Ha ragione Chiorino ad affermare che il fenomeno di queste case spesso «introvertite» nasce dalla scarsa disponibilità di aree oltre che dalla consapevolezza di un possibile disastro naturale o, più in generale, dal garantire il migliore comfort psico-fisico per chi le abita. Per risolvere questo tipo di problemi le soluzioni adottate sono sempre quelle «più orientali»; in altri termini: case «più leggere e meno vistose». È questa l’intenzione che si può scorgere nella Casa sul monte Daisen (2011) di Keisuke Kawaguchi con K2-Design, progettata come una sequenza lineare di ambienti collegati tra loro che occupano gli spazi vuoti tra gli alberi di un fitto bosco, oppure il caso di Go Hasegawa e Shu Yamamoto che in un progetto del 2010, nel mezzo di una foresta, a pochi chilometri da Tokyo, sollevato un unico piano residenziale a circa sei metri di altezza da terra sorreggendolo con sottili pilotis di acciaio, creano al di sotto una superfice coperta disponibile per incontri conviviali e circondata sui quattro lati dalle fronde degli alberi.

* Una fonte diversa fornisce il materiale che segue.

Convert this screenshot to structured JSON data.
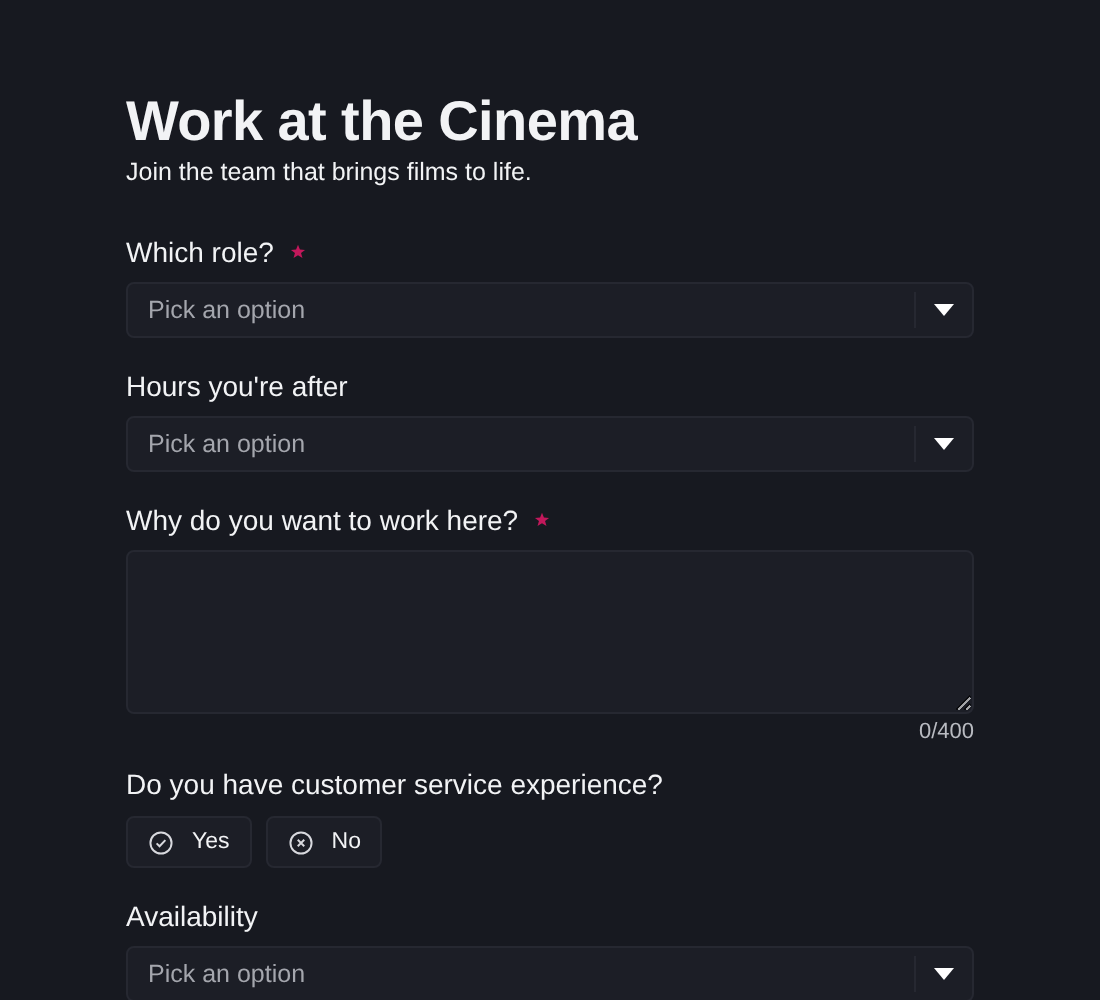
{
  "title": "Work at the Cinema",
  "subtitle": "Join the team that brings films to life.",
  "fields": [
    {
      "kind": "select",
      "label": "Which role?",
      "required": true,
      "placeholder": "Pick an option"
    },
    {
      "kind": "select",
      "label": "Hours you're after",
      "required": false,
      "placeholder": "Pick an option"
    },
    {
      "kind": "textarea",
      "label": "Why do you want to work here?",
      "required": true,
      "counter": "0/400"
    },
    {
      "kind": "choice",
      "label": "Do you have customer service experience?",
      "required": false,
      "options": [
        {
          "label": "Yes",
          "selected": false
        },
        {
          "label": "No",
          "selected": false
        }
      ]
    },
    {
      "kind": "select",
      "label": "Availability",
      "required": false,
      "placeholder": "Pick an option"
    }
  ]
}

Sono trascorsi più di vent’anni da quando Kazuyo Sejima, nella foresta presso Chino, collocava il suo cilindro bianco, «una sorta di tumulo» (Chiorino) indifferente a tutto ciò che accadeva intorno nonostante le ampie aperture vetrate sull’involucro. Appare evidente che la generazione più giovane esprima una nuova sensibilità nei confronti del paesaggio. Esemplare il caso di Makoto Takei e Chie Nabeshima (TNA Architects) che con la loro Passage House (2008) ricercano una relazione simbiotica con la natura attraverso un volume basso a ferro di cavallo sporgente da un pendio boscoso che si volge verso la valle con finestre a nastro.

Nella raccolta non si dimentica di elencare architetti come Toyo Ito, Satoshi Okada, Tadao Ando, Kengo Kuma fino a Terenobu Fujimori. È nella «volontà di forma», tutta vernacolare, di quest’ultimo che l’essenza del Giappone sembra resistere con più determinazione, ma osservando le sue Case da tè sugli alberi o le altre costruite in materiali naturali ci si chiede: fino a quando potrà ancora esistere quest’ordinata differenza?